Mazdaq Shahzad - Senior Software Engineer profile image

Mazdaq Shahzad

Senior Software Engineer @ S&P Global

Why You Won't Find Certifications Here

"If it takes a document to convince others you know your craft, maybe the real proof is still in the work itself."

(Or maybe I'm just too lazy to renew credentials every 2-3 years. Either way, here's why I don't have certifications - and why I'm completely okay with that.)

The Problem With Certifications

Let's be logical about this. Certifications claim to validate technical knowledge, but let's examine what they actually do:

No amount of practical experience and real life projects can compete with certifications.
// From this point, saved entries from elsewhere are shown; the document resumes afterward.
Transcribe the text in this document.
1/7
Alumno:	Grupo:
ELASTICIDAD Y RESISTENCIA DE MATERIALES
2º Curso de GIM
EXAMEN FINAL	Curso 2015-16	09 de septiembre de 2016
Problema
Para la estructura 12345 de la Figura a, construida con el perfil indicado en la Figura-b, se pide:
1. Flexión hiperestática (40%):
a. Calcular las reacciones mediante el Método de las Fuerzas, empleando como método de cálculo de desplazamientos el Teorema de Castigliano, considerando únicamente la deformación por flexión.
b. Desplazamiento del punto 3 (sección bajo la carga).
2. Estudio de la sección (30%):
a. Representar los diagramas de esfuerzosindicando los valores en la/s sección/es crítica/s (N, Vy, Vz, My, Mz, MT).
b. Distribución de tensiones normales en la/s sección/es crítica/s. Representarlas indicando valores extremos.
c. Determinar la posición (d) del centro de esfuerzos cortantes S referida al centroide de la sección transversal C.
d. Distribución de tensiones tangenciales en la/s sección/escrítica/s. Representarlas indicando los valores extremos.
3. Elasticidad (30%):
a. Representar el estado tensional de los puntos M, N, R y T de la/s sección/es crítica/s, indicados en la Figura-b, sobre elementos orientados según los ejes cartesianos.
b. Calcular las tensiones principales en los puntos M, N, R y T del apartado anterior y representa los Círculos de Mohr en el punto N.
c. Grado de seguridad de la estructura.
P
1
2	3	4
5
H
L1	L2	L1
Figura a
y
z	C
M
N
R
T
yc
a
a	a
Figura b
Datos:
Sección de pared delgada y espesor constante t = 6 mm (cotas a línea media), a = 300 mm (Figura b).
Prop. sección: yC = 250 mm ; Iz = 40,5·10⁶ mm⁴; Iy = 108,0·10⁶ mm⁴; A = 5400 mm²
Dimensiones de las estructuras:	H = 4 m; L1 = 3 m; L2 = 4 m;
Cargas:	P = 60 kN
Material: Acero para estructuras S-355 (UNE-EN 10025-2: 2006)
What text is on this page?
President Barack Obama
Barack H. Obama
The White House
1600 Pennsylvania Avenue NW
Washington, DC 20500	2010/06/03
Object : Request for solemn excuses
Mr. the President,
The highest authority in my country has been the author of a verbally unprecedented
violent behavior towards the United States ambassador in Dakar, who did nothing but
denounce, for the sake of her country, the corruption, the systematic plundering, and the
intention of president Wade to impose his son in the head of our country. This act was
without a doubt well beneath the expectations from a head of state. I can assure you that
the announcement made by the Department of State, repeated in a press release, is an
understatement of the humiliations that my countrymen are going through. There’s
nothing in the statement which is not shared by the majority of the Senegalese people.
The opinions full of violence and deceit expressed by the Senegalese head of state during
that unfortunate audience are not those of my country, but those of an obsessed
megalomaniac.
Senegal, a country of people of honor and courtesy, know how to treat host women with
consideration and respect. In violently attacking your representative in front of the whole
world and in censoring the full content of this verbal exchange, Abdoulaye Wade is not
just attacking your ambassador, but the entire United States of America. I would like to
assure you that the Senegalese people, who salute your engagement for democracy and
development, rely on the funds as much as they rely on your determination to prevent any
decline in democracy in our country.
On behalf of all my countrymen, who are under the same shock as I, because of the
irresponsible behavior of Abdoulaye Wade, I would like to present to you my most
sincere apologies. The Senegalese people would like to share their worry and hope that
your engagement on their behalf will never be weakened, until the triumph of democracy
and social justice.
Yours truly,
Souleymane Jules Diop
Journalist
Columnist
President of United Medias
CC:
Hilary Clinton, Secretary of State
  • They're repackaged free information with a price tag. Everything in an AWS certification exists in AWS documentation (free). Everything in a Kubernetes cert is on kubernetes.io (free). Every coding certification? YouTube has thousands of tutorials (free). You're paying $300+ for structured access to information that's already publicly available.
  • The "practical" components are sanitized nonsense. Spinning up a VM in a sandboxed environment with step-by-step instructions isn't real experience. It's "hello world" scaled up slightly. Real experience is production breaking at 2am and figuring it out. It's legacy code with zero documentation. It's budget constraints, time pressure, and conflicting stakeholders. Lab exercises teach syntax, not problem-solving under real constraints.
  • The renewal model is indefensible. If you prove you can code in Python today, that knowledge doesn't expire in 2-3 years. Skills improve with practice, they don't decay. The renewal cycle exists for one reason: recurring revenue for certification companies. It's a subscription model disguised as professional development.
  • They create credential inflation. The only reason certifications feel necessary is because everyone has them. It's not that they add value - it's that their absence is penalized. This is artificial scarcity created by the certification industry, not actual market demand for the skills they supposedly validate.
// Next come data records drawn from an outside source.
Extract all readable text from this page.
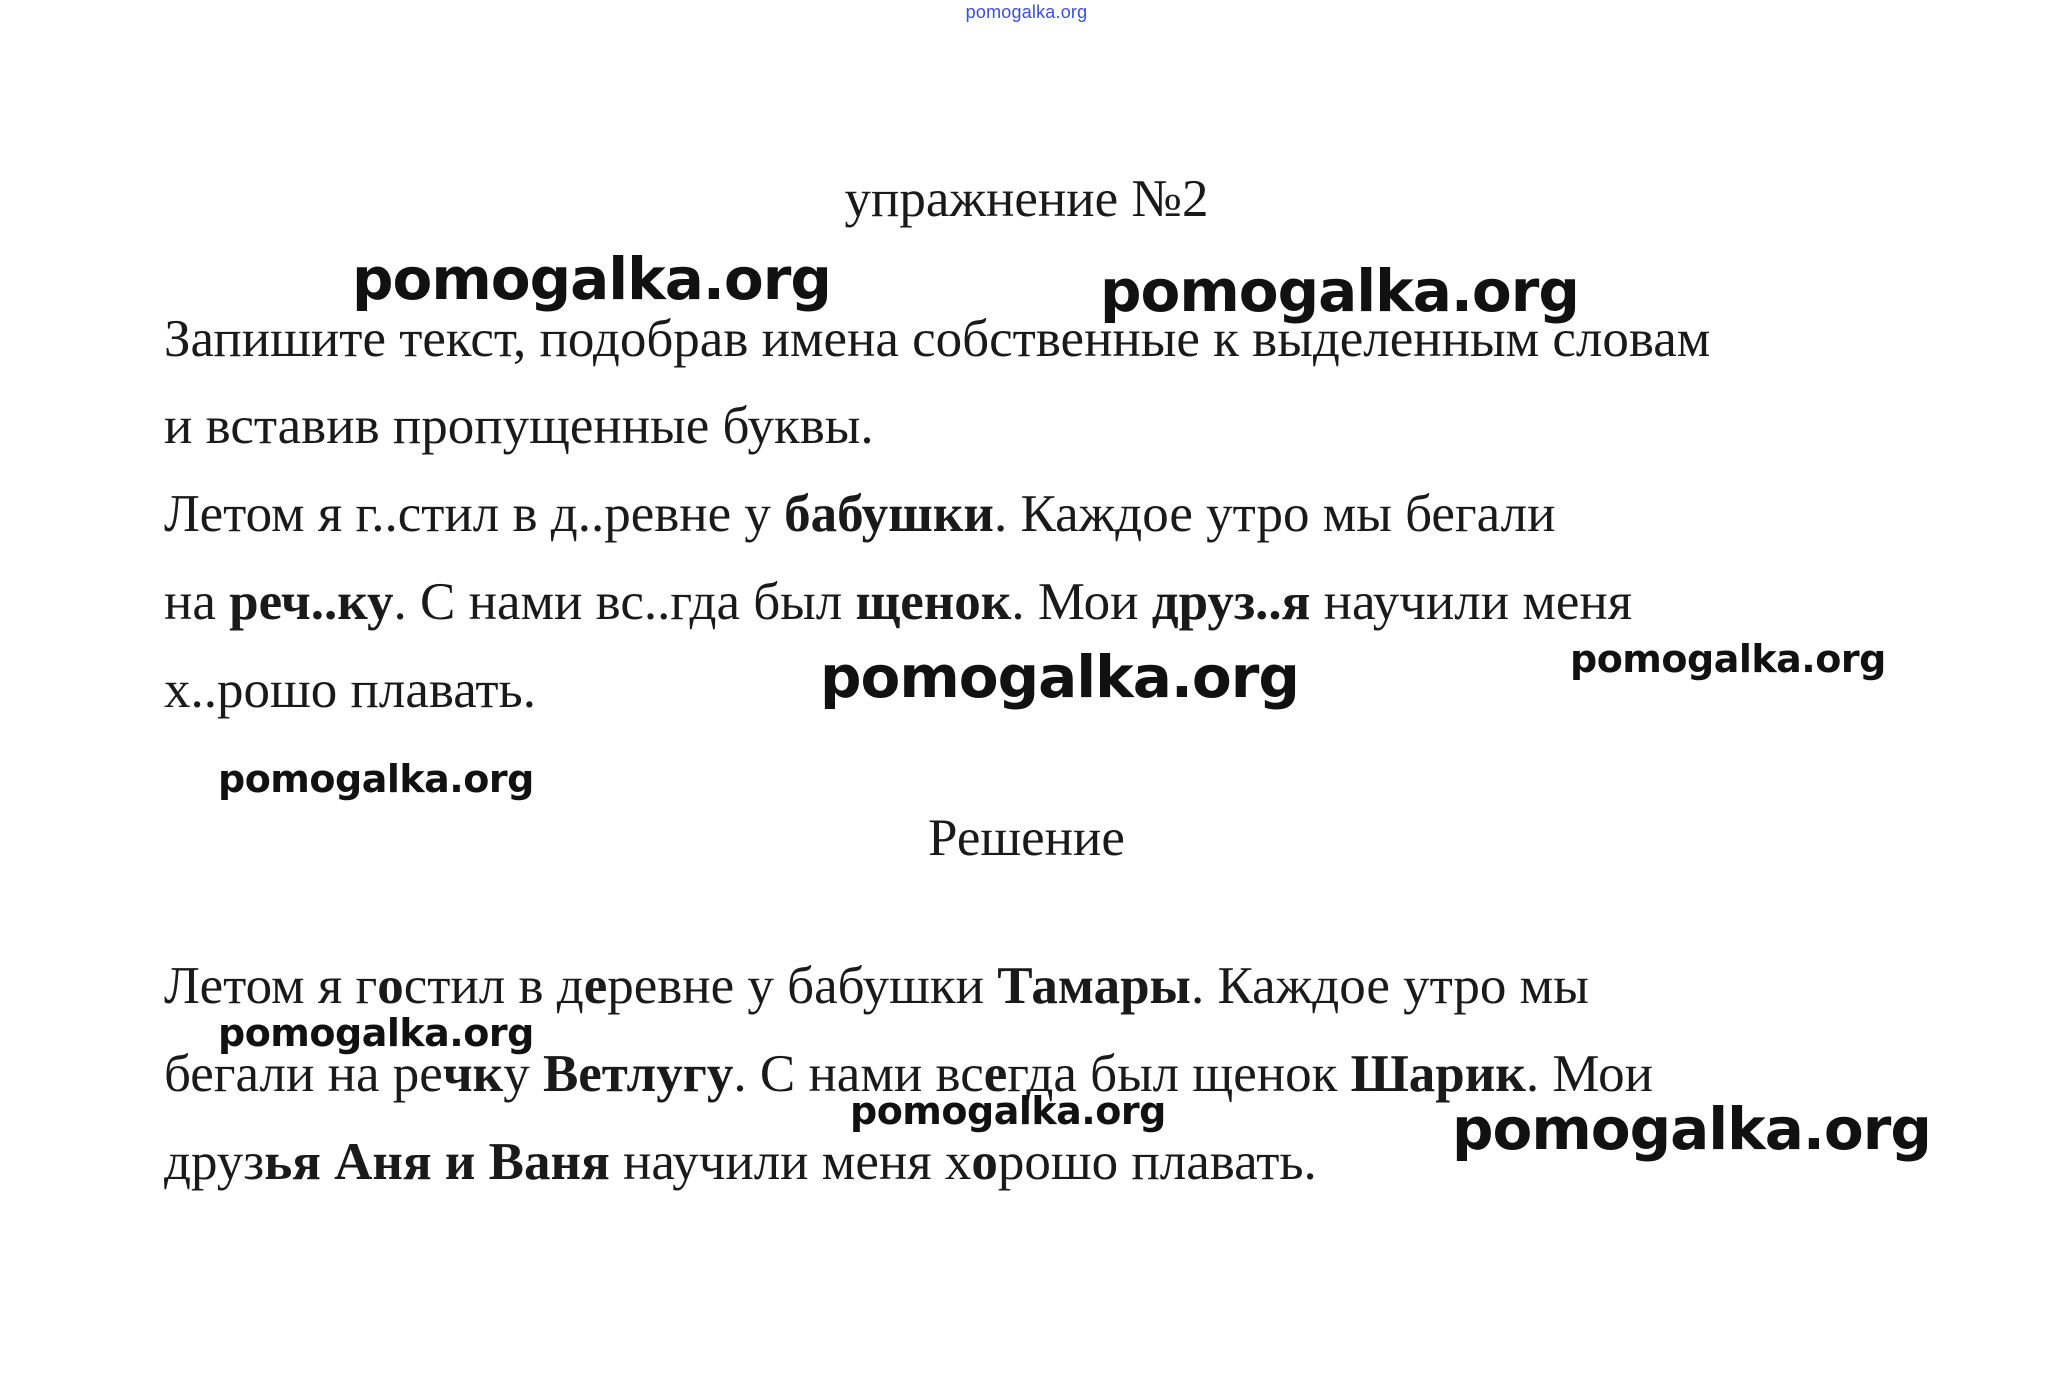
pomogalka.org
упражнение №2
Запишите текст, подобрав имена собственные к выделенным словам
и вставив пропущенные буквы.
Летом я г..стил в д..ревне у бабушки. Каждое утро мы бегали
на реч..ку. С нами вс..гда был щенок. Мои друз..я научили меня
х..рошо плавать.
Решение
Летом я гостил в деревне у бабушки Тамары. Каждое утро мы
бегали на речку Ветлугу. С нами всегда был щенок Шарик. Мои
друзья Аня и Ваня научили меня хорошо плавать.
pomogalka.org	pomogalka.org
pomogalka.org	pomogalka.org
pomogalka.org
pomogalka.org
pomogalka.org	pomogalka.org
What Certifications Actually Are

Strip away the marketing and here's what remains: Certifications are an expensive filter that benefits certification companies and lazy hiring processes, not developers.

They don't teach anything that books, documentation, and YouTube couldn't teach better. They don't provide experience that actual projects couldn't provide more authentically. They exist because employers want a shortcut to avoid actually testing skills.
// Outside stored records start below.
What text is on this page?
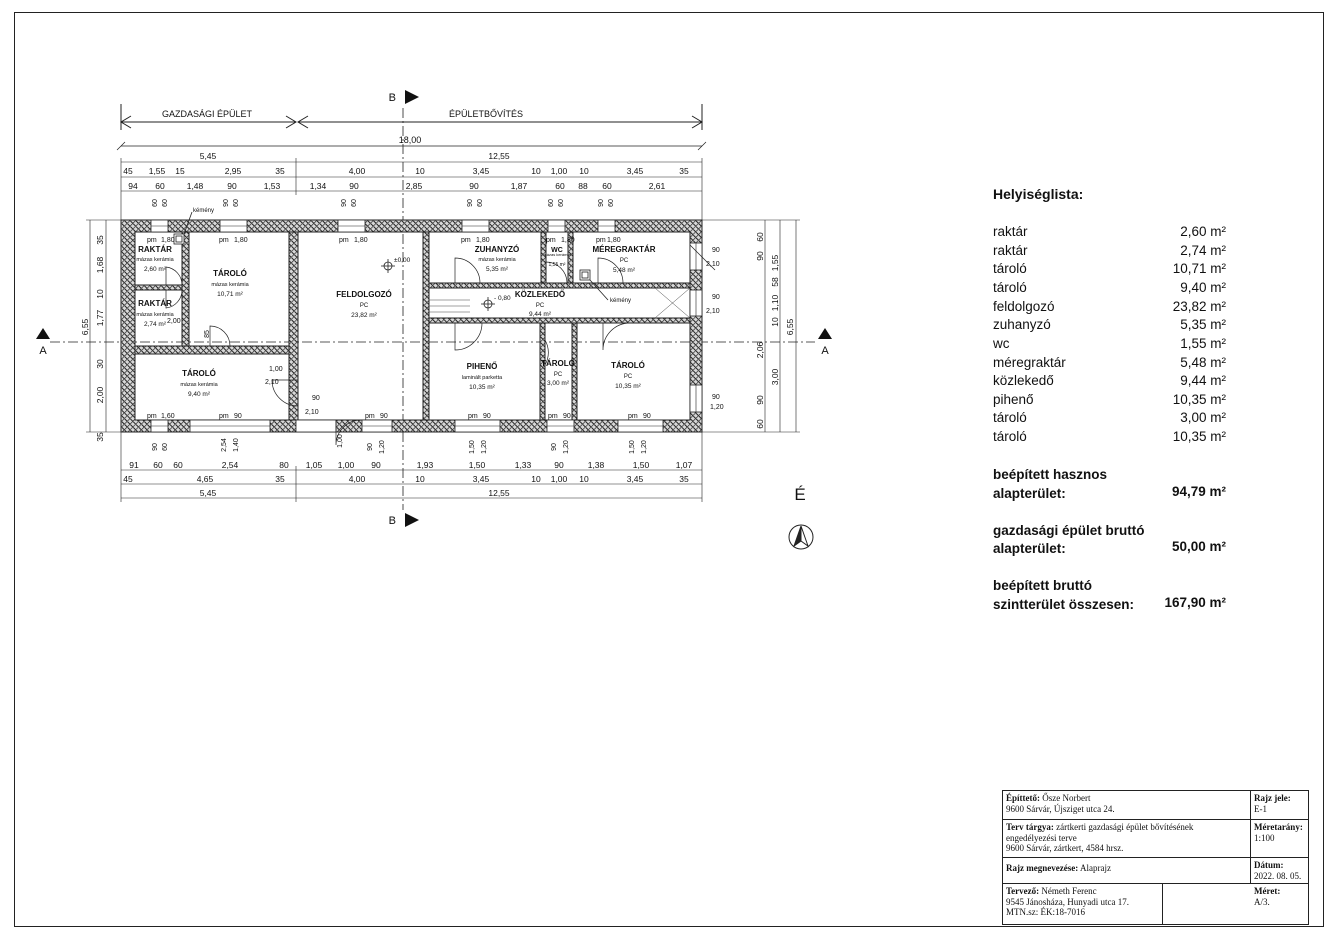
GAZDASÁGI ÉPÜLET	ÉPÜLETBŐVÍTÉS
B
B
A	A
18,00
5,45	12,55
45 1,55 15	2,95	35	4,00	10	3,45	10 1,00 10	3,45	35
94 60	1,48	90	1,53	1,34	90	2,85	90	1,87	60 88 60	2,61
91 60 60	2,54	80 1,05 1,00 90	1,93	1,50	1,33	90	1,38	1,50	1,07
45	4,65	35	4,00	10	3,45	10 1,00 10	3,45	35
5,45	12,55
35
1,68
10
1,77
30
2,00
35
6,55
60
90 1,55
58
1,10
10
2,06
3,00
90
60
6,55
kémény
kémény
±0,00
- 0,80
RAKTÁR
mázas kerámia
2,60 m²
RAKTÁR
mázas kerámia
2,74 m²
TÁROLÓ
mázas kerámia
10,71 m²
TÁROLÓ
mázas kerámia
9,40 m²
FELDOLGOZÓ
PC
23,82 m²
ZUHANYZÓ
mázas kerámia
5,35 m²
WC
mázas kerámia
1,55 m²
MÉREGRAKTÁR
PC
5,48 m²
KÖZLEKEDŐ
PC
9,44 m²
PIHENŐ
laminált parketta
10,35 m²
TÁROLÓ
PC
3,00 m²
TÁROLÓ
PC
10,35 m²
pm 1,80	pm 1,80	pm 1,80	pm 1,80	pm 1,80	pm 1,80
pm 1,60	pm 90	pm 90	pm 90	pm 90	pm 90
90
2,10
90
2,10
90
1,20
90
2,10
1,00
2,10
2,00
60 60	90 60	90 60	90 60	60 60	90 60
90 60	2,54 1,40	90 1,20	1,50 1,20	90 1,20	1,50 1,20
85
1,00
É
Helyiséglista:
raktár	2,60 m²
raktár	2,74 m²
tároló	10,71 m²
tároló	9,40 m²
feldolgozó	23,82 m²
zuhanyzó	5,35 m²
wc	1,55 m²
méregraktár	5,48 m²
közlekedő	9,44 m²
pihenő	10,35 m²
tároló	3,00 m²
tároló	10,35 m²
beépített hasznos
alapterület:	94,79 m²
gazdasági épület bruttó
alapterület:	50,00 m²
beépített bruttó
szintterület összesen:	167,90 m²
Építtető: Ősze Norbert
9600 Sárvár, Újsziget utca 24.
Rajz jele:
E-1
Terv tárgya: zártkerti gazdasági épület bővítésének
engedélyezési terve
9600 Sárvár, zártkert, 4584 hrsz.
Méretarány:
1:100
Rajz megnevezése: Alaprajz	Dátum:
2022. 08. 05.
Tervező: Németh Ferenc
9545 Jánosháza, Hunyadi utca 17.
MTN.sz: ÉK:18-7016
Méret:
A/3.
If a recruiter can't filter 400 resumes per month - their primary job - the solution isn't certifications, it's better recruiters. Certifications are a band-aid for broken hiring processes.

"Credentials are what you need when you can't show your work."

The day companies universally adopted take-home projects and pair programming interviews instead of checking cert boxes, these certification bodies would collapse overnight.

My Alternative

Instead of paying for renewals and memorizing multiple-choice answers, I invest that time and money into:

  • Building real projects that solve actual problems
  • Contributing to open source where my code is publicly reviewable
  • Staying current with technologies through hands-on implementation, not textbook theory
  • Writing code that compounds in value rather than credentials that expire

"If you optimize for the test, you become good at taking tests. If you optimize for building, you become good at building."

A Personal Choice, Not a Universal Truth

Look, this is my personal stance based on where I am in my career. If you have certifications, good for you - genuinely. You invested time and money into structured learning, and that's respectable. Many talented developers have certs, and many don't. Both paths can lead to excellence.

Or maybe I'm just too lazy to sit for exams. Who knows? 😄

My point isn't that certifications are evil or that people who have them are wrong. My point is that for someone with 8+ years of hands-on experience, I'd rather invest that $300 and 40 hours into building something new than proving I know something I've been doing professionally for nearly a decade.

Different stages of career, different needs. Career switchers? Certs can be a solid entry signal. Regulated industries? Sometimes they're mandatory. Recent grads building credibility? Makes sense.

But for me, at this point? My work speaks louder than any certificate could.

Who This Portfolio Is For

If you're looking for someone who thinks independently, questions assumptions, and backs up their opinions with logic - we'll probably get along great. If you need checkbox compliance and credential collecting, there are plenty of talented folks out there who fit that better.

Certs show what you’ve studied; your work shows who you really are.

No offense intended to anyone. Just being honest about how I approach my career.